Man’s greatness is so obvious it can even be deduced from his wretchedness, for what is nature in animals we call wretchedness in man, thus recognizing that, if his nature today is like that of the animals, he must have fallen from some better state which was once his own. (p. 102)

Dr. Collins next considers the commentary of Leon Kass on Genesis. Kass insists on a purely symbolic reading of Gen 2-4 but discusses a nostalgia for our mythical past. Or at least “something that feels, in fact, like nostalgia.” This deep sense of nostalgia tells us to read Genesis as containing a degree of literal history.

With all due respect to Kass, if we fail to read the Genesis story as some kind of history, we fail to persuade the perceptive reader, because we fail to do justice to this nostalgia. (p. 103)

After quoting GK Chesterton (As I Was Saying p. 160) on the significance of the Fall as a view of life, where happiness is not only a hope, but also a memory, Dr. Collins concludes his chapter:

If we say, as I think we should, that there is a level of figurative and symbolic description in Genesis 1-4, we must still allow that the story we find there provides the best explanation for our lives now, and for our hunger for things to be better. (p. 104)

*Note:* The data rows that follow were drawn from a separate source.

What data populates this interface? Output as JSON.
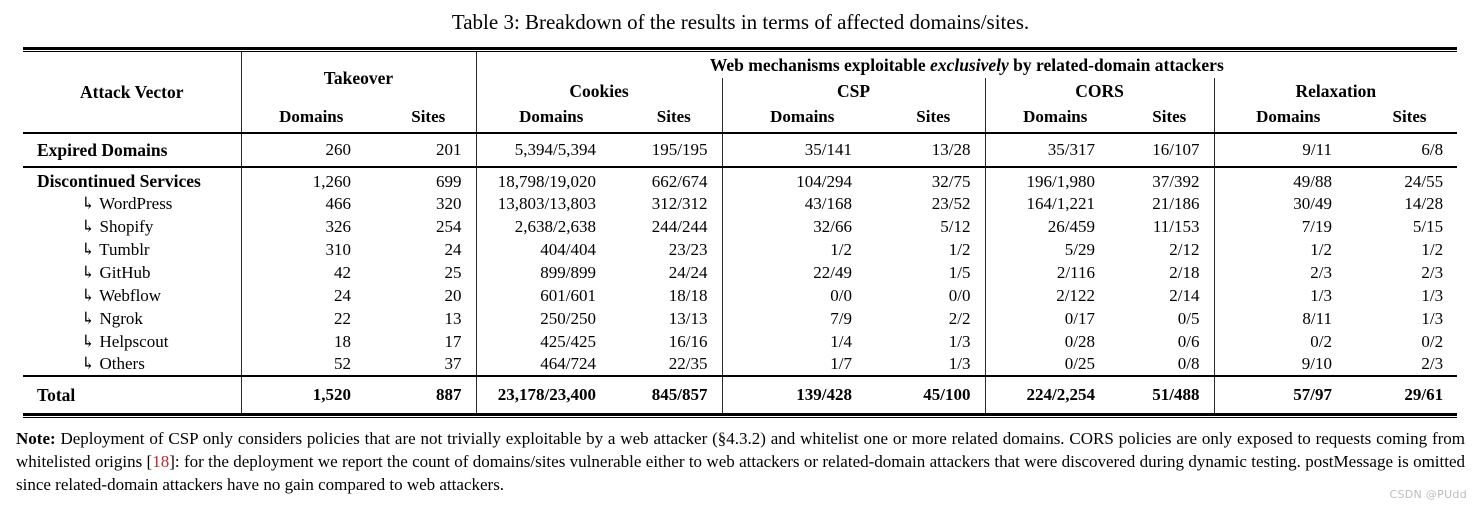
{
  "page": {
    "title": "Table 3: Breakdown of the results in terms of affected domains/sites.",
    "watermark": "CSDN @PUdd"
  },
  "table": {
    "header": {
      "attack_vector": "Attack Vector",
      "takeover": "Takeover",
      "web_mechanisms": {
        "prefix": "Web mechanisms exploitable ",
        "italic": "exclusively",
        "suffix": " by related-domain attackers"
      },
      "groups": [
        "Cookies",
        "CSP",
        "CORS",
        "Relaxation"
      ],
      "domains": "Domains",
      "sites": "Sites"
    },
    "columns": [
      "Takeover Domains",
      "Takeover Sites",
      "Cookies Domains",
      "Cookies Sites",
      "CSP Domains",
      "CSP Sites",
      "CORS Domains",
      "CORS Sites",
      "Relaxation Domains",
      "Relaxation Sites"
    ],
    "indent_glyph": "↳",
    "rows": [
      {
        "label": "Expired Domains",
        "section": "expired",
        "indent": false,
        "bold": true,
        "bold_values": false,
        "values": [
          "260",
          "201",
          "5,394/5,394",
          "195/195",
          "35/141",
          "13/28",
          "35/317",
          "16/107",
          "9/11",
          "6/8"
        ]
      },
      {
        "label": "Discontinued Services",
        "section": "services",
        "indent": false,
        "bold": true,
        "bold_values": false,
        "values": [
          "1,260",
          "699",
          "18,798/19,020",
          "662/674",
          "104/294",
          "32/75",
          "196/1,980",
          "37/392",
          "49/88",
          "24/55"
        ]
      },
      {
        "label": "WordPress",
        "section": "services",
        "indent": true,
        "bold": false,
        "bold_values": false,
        "values": [
          "466",
          "320",
          "13,803/13,803",
          "312/312",
          "43/168",
          "23/52",
          "164/1,221",
          "21/186",
          "30/49",
          "14/28"
        ]
      },
      {
        "label": "Shopify",
        "section": "services",
        "indent": true,
        "bold": false,
        "bold_values": false,
        "values": [
          "326",
          "254",
          "2,638/2,638",
          "244/244",
          "32/66",
          "5/12",
          "26/459",
          "11/153",
          "7/19",
          "5/15"
        ]
      },
      {
        "label": "Tumblr",
        "section": "services",
        "indent": true,
        "bold": false,
        "bold_values": false,
        "values": [
          "310",
          "24",
          "404/404",
          "23/23",
          "1/2",
          "1/2",
          "5/29",
          "2/12",
          "1/2",
          "1/2"
        ]
      },
      {
        "label": "GitHub",
        "section": "services",
        "indent": true,
        "bold": false,
        "bold_values": false,
        "values": [
          "42",
          "25",
          "899/899",
          "24/24",
          "22/49",
          "1/5",
          "2/116",
          "2/18",
          "2/3",
          "2/3"
        ]
      },
      {
        "label": "Webflow",
        "section": "services",
        "indent": true,
        "bold": false,
        "bold_values": false,
        "values": [
          "24",
          "20",
          "601/601",
          "18/18",
          "0/0",
          "0/0",
          "2/122",
          "2/14",
          "1/3",
          "1/3"
        ]
      },
      {
        "label": "Ngrok",
        "section": "services",
        "indent": true,
        "bold": false,
        "bold_values": false,
        "values": [
          "22",
          "13",
          "250/250",
          "13/13",
          "7/9",
          "2/2",
          "0/17",
          "0/5",
          "8/11",
          "1/3"
        ]
      },
      {
        "label": "Helpscout",
        "section": "services",
        "indent": true,
        "bold": false,
        "bold_values": false,
        "values": [
          "18",
          "17",
          "425/425",
          "16/16",
          "1/4",
          "1/3",
          "0/28",
          "0/6",
          "0/2",
          "0/2"
        ]
      },
      {
        "label": "Others",
        "section": "services",
        "indent": true,
        "bold": false,
        "bold_values": false,
        "values": [
          "52",
          "37",
          "464/724",
          "22/35",
          "1/7",
          "1/3",
          "0/25",
          "0/8",
          "9/10",
          "2/3"
        ]
      },
      {
        "label": "Total",
        "section": "total",
        "indent": false,
        "bold": true,
        "bold_values": true,
        "values": [
          "1,520",
          "887",
          "23,178/23,400",
          "845/857",
          "139/428",
          "45/100",
          "224/2,254",
          "51/488",
          "57/97",
          "29/61"
        ]
      }
    ]
  },
  "note": {
    "label": "Note:",
    "before_cite": " Deployment of CSP only considers policies that are not trivially exploitable by a web attacker (§4.3.2) and whitelist one or more related domains. CORS policies are only exposed to requests coming from whitelisted origins [",
    "cite": "18",
    "after_cite": "]: for the deployment we report the count of domains/sites vulnerable either to web attackers or related-domain attackers that were discovered during dynamic testing. postMessage is omitted since related-domain attackers have no gain compared to web attackers."
  }
}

The Historical Adam and Eve. Dr. Collins argues that we must search for the historical Adam because we know that, in some sense, the story is true. We are fallen, we do not and cannot live up to our ideal, an ideal we know as “memory” not just in theory. We long for something better and are in need of redemption, reconciliation, rescue to reach that something better.

I see more of the figurative, symbolic, and even mythical in Genesis 1-4 than Dr. Collins would allow. However, in this argument I think he is on his strongest ground. There is a way in which the fall is at the very root of the Christian story. And Christ was, from before the beginning of time, the way to make this right.

What do you think – is the fall the best explanation for our lives now and for our hunger for things to be better?